Anche qui l’ambientazione è quella di un’isola sperduta di cui non si conosce il nome, né la posizione né gli elementi che la compongono e le creature che la popolano. Ancora una volta quindi ritorna l’idea di una natura come sfondo, come cornice che contiene i personaggi e circonda gli eventi. Ancora una volta, però, non è così. Al contrario, proprio la mancanza di una descrizione precisa è congeniale all’intento di conferire alla Natura un’aura di mistero ed opacità, di renderla quella forza silenziosa e sconosciuta che può tracciare il destino dell’uomo.

Non devi avere paura.
L’isola è piena di rumori,
Suoni e dolci arie
Che danno piacere e non fanno male.
A volte sento
Mille strumenti vibrare
E mormorarmi alle orecchie.
(La tempesta)

Prospero, duca legittimo di Milano, naufraga su un’isola sconosciuta con la bellissima figlia Miranda a seguito di un complotto messo in atto dal fratello per impossessarsi del ducato. Per vendicarsi decide di invocare a sua volta una tempesta per causare il naufragio sulla stessa isola del fratello traditore, il re di Milano, suo figlio e alcuni servitori in viaggio con loro. tempestaAnche in questo caso, però, lo svolgersi degli eventi prende una piega differente da quella a cui il personaggio demiurgo ambisce. La tempesta permette l’incontro tra Ferdinando, figlio del re di Milano, e la bella Miranda rendendo impossibile la vendetta tanto agognata e conducendo, al contrario, il finale della storia verso un lieto fine.
Anche qui, come in Sogno di una notte di mezza estate, Prospero indossa, o almeno cerca di indossare, le vesti del creatore: vuole sostituirsi alla natura. Qual è, però, il risultato di tanto osare? Ancora una volta l’amore, la più forte e naturale delle passioni ne esce vincitrice e permette di ristabilire quell’ordine iniziale che l’uomo con la sua presunzione ha finito per distruggere.

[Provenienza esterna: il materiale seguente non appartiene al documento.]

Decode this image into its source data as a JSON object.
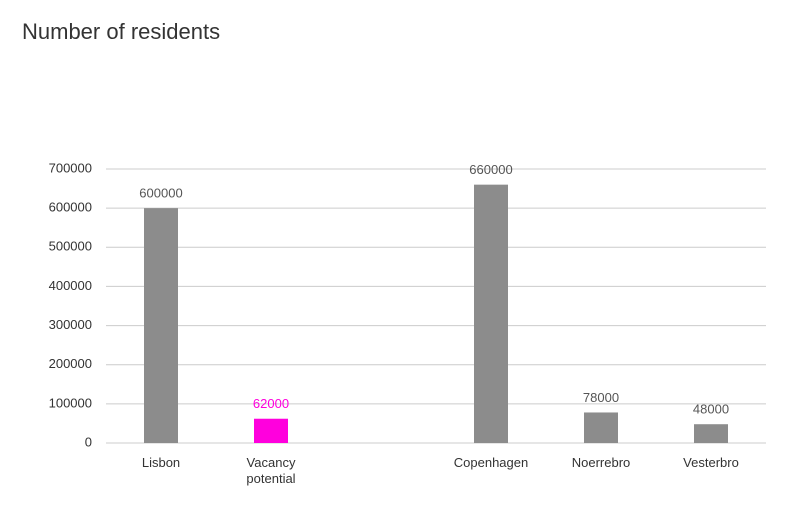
{
  "chart_data": {
    "type": "bar",
    "title": "Number of residents",
    "categories": [
      "Lisbon",
      "Vacancy potential",
      null,
      "Copenhagen",
      "Noerrebro",
      "Vesterbro"
    ],
    "values": [
      600000,
      62000,
      null,
      660000,
      78000,
      48000
    ],
    "colors": [
      "#8c8c8c",
      "#ff00dd",
      null,
      "#8c8c8c",
      "#8c8c8c",
      "#8c8c8c"
    ],
    "ylim": [
      0,
      700000
    ],
    "yticks": [
      0,
      100000,
      200000,
      300000,
      400000,
      500000,
      600000,
      700000
    ],
    "grid": true
  }
}
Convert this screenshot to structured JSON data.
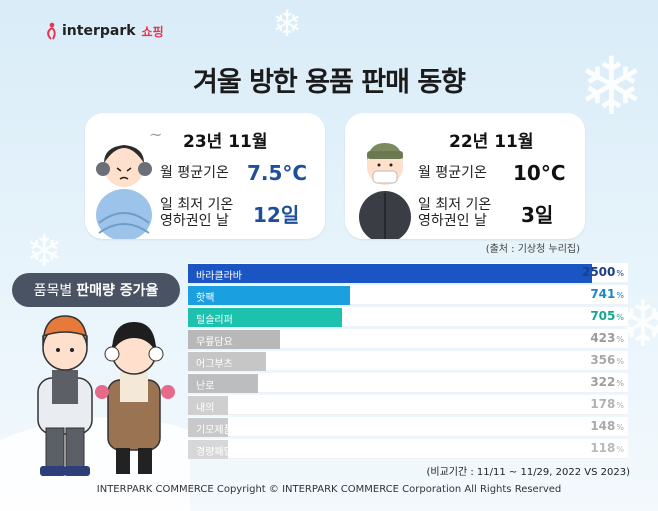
{
  "brand": {
    "name": "interpark",
    "shop": "쇼핑",
    "accent": "#e8344e"
  },
  "title": "겨울 방한 용품 판매 동향",
  "cards": [
    {
      "period": "23년 11월",
      "avg_label": "월 평균기온",
      "avg_value": "7.5°C",
      "low_label_1": "일 최저 기온",
      "low_label_2": "영하권인 날",
      "low_value": "12일",
      "value_color": "#1d4f9c"
    },
    {
      "period": "22년 11월",
      "avg_label": "월 평균기온",
      "avg_value": "10°C",
      "low_label_1": "일 최저 기온",
      "low_label_2": "영하권인 날",
      "low_value": "3일",
      "value_color": "#111111"
    }
  ],
  "source": "(출처 : 기상청 누리집)",
  "pill": {
    "prefix": "품목별",
    "bold": "판매량 증가율"
  },
  "chart_data": {
    "type": "bar",
    "orientation": "horizontal",
    "unit": "%",
    "categories": [
      "바라클라바",
      "핫팩",
      "털슬리퍼",
      "무릎담요",
      "어그부츠",
      "난로",
      "내의",
      "기모제품",
      "경량패딩"
    ],
    "values": [
      2500,
      741,
      705,
      423,
      356,
      322,
      178,
      148,
      118
    ],
    "value_labels": [
      "2500",
      "741",
      "705",
      "423",
      "356",
      "322",
      "178",
      "148",
      "118"
    ],
    "colors": [
      "#1b55c4",
      "#1a9fe0",
      "#1cc2ad",
      "#b8b8b8",
      "#c6c6c6",
      "#bdbdbd",
      "#cfcfcf",
      "#c9c9c9",
      "#d7d7d7"
    ],
    "value_colors": [
      "#1b3f8a",
      "#1a86c8",
      "#14a893",
      "#9a9a9a",
      "#a8a8a8",
      "#9e9e9e",
      "#b2b2b2",
      "#aaaaaa",
      "#b9b9b9"
    ],
    "title": "",
    "xlabel": "",
    "ylabel": ""
  },
  "compare_note": "(비교기간 : 11/11 ~ 11/29, 2022  VS  2023)",
  "copyright": "INTERPARK COMMERCE Copyright © INTERPARK COMMERCE Corporation All Rights Reserved"
}
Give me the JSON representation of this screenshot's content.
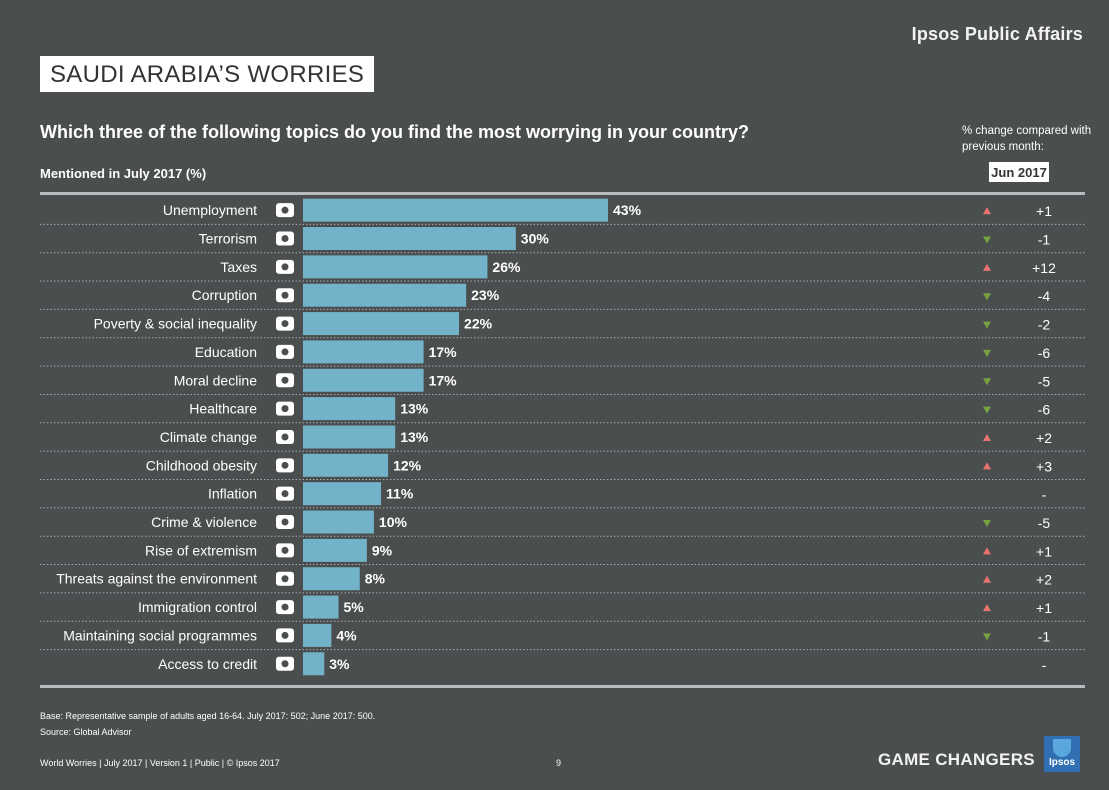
{
  "header": {
    "brand": "Ipsos Public Affairs",
    "title": "SAUDI ARABIA’S WORRIES",
    "question": "Which three of the following topics do you find the most worrying in your country?",
    "mentioned_label": "Mentioned in July 2017 (%)",
    "change_note": "% change compared with previous month:",
    "change_period": "Jun 2017"
  },
  "chart_data": {
    "type": "bar",
    "orientation": "horizontal",
    "categories": [
      "Unemployment",
      "Terrorism",
      "Taxes",
      "Corruption",
      "Poverty & social inequality",
      "Education",
      "Moral decline",
      "Healthcare",
      "Climate change",
      "Childhood obesity",
      "Inflation",
      "Crime & violence",
      "Rise of extremism",
      "Threats against the environment",
      "Immigration control",
      "Maintaining social programmes",
      "Access to credit"
    ],
    "values": [
      43,
      30,
      26,
      23,
      22,
      17,
      17,
      13,
      13,
      12,
      11,
      10,
      9,
      8,
      5,
      4,
      3
    ],
    "value_labels": [
      "43%",
      "30%",
      "26%",
      "23%",
      "22%",
      "17%",
      "17%",
      "13%",
      "13%",
      "12%",
      "11%",
      "10%",
      "9%",
      "8%",
      "5%",
      "4%",
      "3%"
    ],
    "changes": [
      "+1",
      "-1",
      "+12",
      "-4",
      "-2",
      "-6",
      "-5",
      "-6",
      "+2",
      "+3",
      "-",
      "-5",
      "+1",
      "+2",
      "+1",
      "-1",
      "-"
    ],
    "icons": [
      "megaphone-icon",
      "crossed-weapons-icon",
      "tax-money-icon",
      "money-bag-icon",
      "person-icon",
      "graduation-cap-icon",
      "moral-decline-icon",
      "nurse-cap-icon",
      "burning-globe-icon",
      "obese-child-icon",
      "rising-chart-icon",
      "gun-icon",
      "masked-face-icon",
      "polluted-swan-icon",
      "luggage-icon",
      "social-support-icon",
      "credit-card-icon"
    ],
    "xlim": [
      0,
      43
    ],
    "bar_color": "#73b3c9",
    "up_color": "#e8736f",
    "down_color": "#76a33f"
  },
  "footer": {
    "base": "Base: Representative sample of adults aged 16-64. July 2017: 502; June 2017: 500.",
    "source": "Source: Global Advisor",
    "meta": "World Worries | July 2017 | Version 1 | Public | © Ipsos 2017",
    "page_number": "9",
    "tagline": "GAME CHANGERS",
    "logo_text": "Ipsos"
  }
}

Deve essere la Natura a produrre,
Senza fatica o sudore.
Tradimenti, ribellioni,
Spade, picche, coltelli, armi da fuoco
E ogni specie di macchine:
Tutti aboliti.
(La tempesta)

Se è, dunque, opportuno parlare di natura nelle opere di Shakespeare, altrettanto lo è sottolineare come questa acquisti un valore tutto particolare. Presentata ad una lettura più superficiale e secondo il significato letterale del termine come insieme di fenomeni ed elementi che fungono da ambientazione alle storie messe in scena, questa concezione deve poi aprire un varco verso un’interpretazione più profonda. La natura è sì, declassata a strumento di cui l’uomo si serve per i propri scopi, ma al tempo stesso è presente come forza che guida le vicende e come tale la troviamo sotto le spoglie dell’amore: quel sentimento che più di tutti è forza inconscia che spinge e governa dal profondo le nostre azioni. L’uomo ha, dunque, solo l’impressione di poter piegare questa forza a proprio piacimento, ma si troverà alla fine a dover ammettere che l’unica in grado di dar vita e di stabilire l’ordine delle cose è quella natura stessa che lui ha cercato di domare.